Wednesday, February 27, 2019

International Sitemap Structure: canonical, hreflang & x-default

I work on an international e-commerce site which uses subdirectories/subfolders (www . domain . com/uk) to target localised users.

We use hreflang meta tags in page and individual subdirectory sitemaps to identify all other localised versions of pages with self-referencing canonicals. Subdirectory: /uk sitemap example below:

<loc>https:// www . domain . com/uk</loc>
<xhtml:link rel="alternate" hreflang="en-us" href="https:// www . domain . com/us" />
<xhtml:link rel="alternate" hreflang="fr-fr" href="https:// www . domain . com/fr" />
<xhtml:link rel="alternate" hreflang="de-ch" href="https:// www . domain . com/ch" />

I then use a sitemap index to list our individual sitemaps for each subdirectory. Is this best practice? I have seen certain sites suggesting that we shouldn't do this.

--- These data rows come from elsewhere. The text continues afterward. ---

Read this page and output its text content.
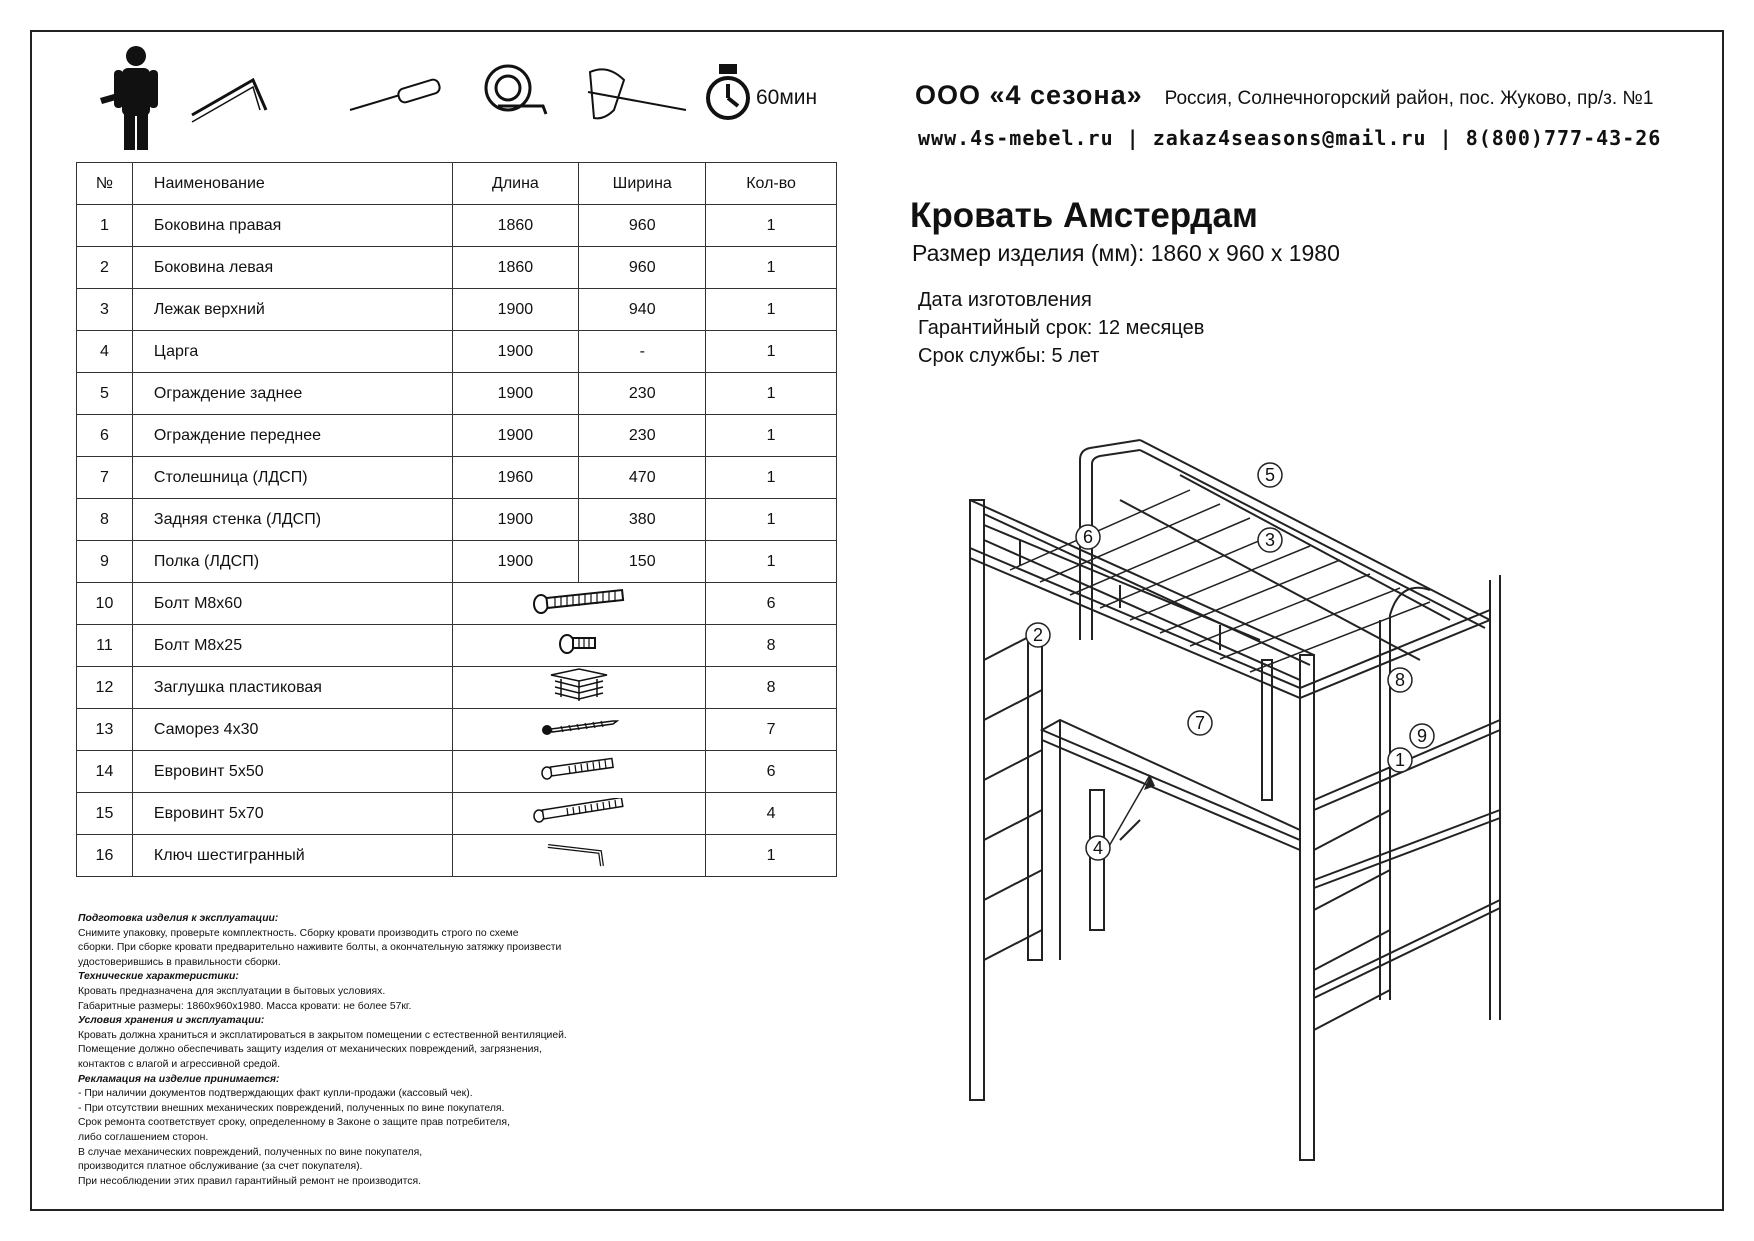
60мин	ООО «4 сезона» Россия, Солнечногорский район, пос. Жуково, пр/з. №1
www.4s-mebel.ru | zakaz4seasons@mail.ru | 8(800)777-43-26
Кровать Амстердам
Размер изделия (мм): 1860 х 960 х 1980
Дата изготовления
Гарантийный срок: 12 месяцев
Срок службы: 5 лет
№	Наименование	Длина	Ширина	Кол-во
1	Боковина правая	1860	960	1
2	Боковина левая	1860	960	1
3	Лежак верхний	1900	940	1
4	Царга	1900	-	1
5	Ограждение заднее	1900	230	1
6	Ограждение переднее	1900	230	1
7	Столешница (ЛДСП)	1960	470	1
8	Задняя стенка (ЛДСП)	1900	380	1
9	Полка (ЛДСП)	1900	150	1
10	Болт М8х60			6
11	Болт М8х25			8
12	Заглушка пластиковая			8
13	Саморез 4х30			7
14	Евровинт 5х50			6
15	Евровинт 5х70			4
16	Ключ шестигранный			1
Подготовка изделия к эксплуатации:
Снимите упаковку, проверьте комплектность. Сборку кровати производить строго по схеме
сборки. При сборке кровати предварительно наживите болты, а окончательную затяжку произвести
удостоверившись в правильности сборки.
Технические характеристики:
Кровать предназначена для эксплуатации в бытовых условиях.
Габаритные размеры: 1860х960х1980. Масса кровати: не более 57кг.
Условия хранения и эксплуатации:
Кровать должна храниться и эксплатироваться в закрытом помещении с естественной вентиляцией.
Помещение должно обеспечивать защиту изделия от механических повреждений, загрязнения,
контактов с влагой и агрессивной средой.
Рекламация на изделие принимается:
- При наличии документов подтверждающих факт купли-продажи (кассовый чек).
- При отсутствии внешних механических повреждений, полученных по вине покупателя.
Срок ремонта соответствует сроку, определенному в Законе о защите прав потребителя,
либо соглашением сторон.
В случае механических повреждений, полученных по вине покупателя,
производится платное обслуживание (за счет покупателя).
При несоблюдении этих правил гарантийный ремонт не производится.
1
2
3
4
5
6
7
8
9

However if I have a single sitemap, instead of multiple with a sitemap index, then I would need to select a canonical to which all subdirectory versions link to. See example below:

<loc>https://www . domain . com</loc>
<xhtml:link rel="alternate" hreflang="en-gb" href="https:// www . domain . com/uk" />
<xhtml:link rel="alternate" hreflang="en-us" href="https:// www . domain . com/us" />
<xhtml:link rel="alternate" hreflang="fr-fr" href="https:// www . domain . com/fr" />
<xhtml:link rel="alternate" hreflang="de-ch" href="https:// www . domain . com/ch" />

Although the above makes sense to me, our root domain pages are not accessible and from what I have read; each localised version of a page should have all hreflang links and a self-referencing canonical. If each localised page should have a self-referencing canonical then, in my opinion, there is no way to create only one sitemap as <loc> acts as a canonical indicator to crawlers. Therefore the sitemap would suggest that the canonical for www . domain . com/us is: www . domain . com and the meta tags in page would state the canonical is: www . domain . com/us . Not great SEO work.

All pages have auto-redirect rules based on user IP data, with a fall back set to the x-default (/uk*). Google also suggests not to use auto-redirects and I'm happy to remove them. I just need to know best practice for handling international site structure before I do.

Should I make the root domain versions of the pages (www . domain . com/example) accessible for users? If so should they be simply for x-default users or should I remove the /uk subdirectory?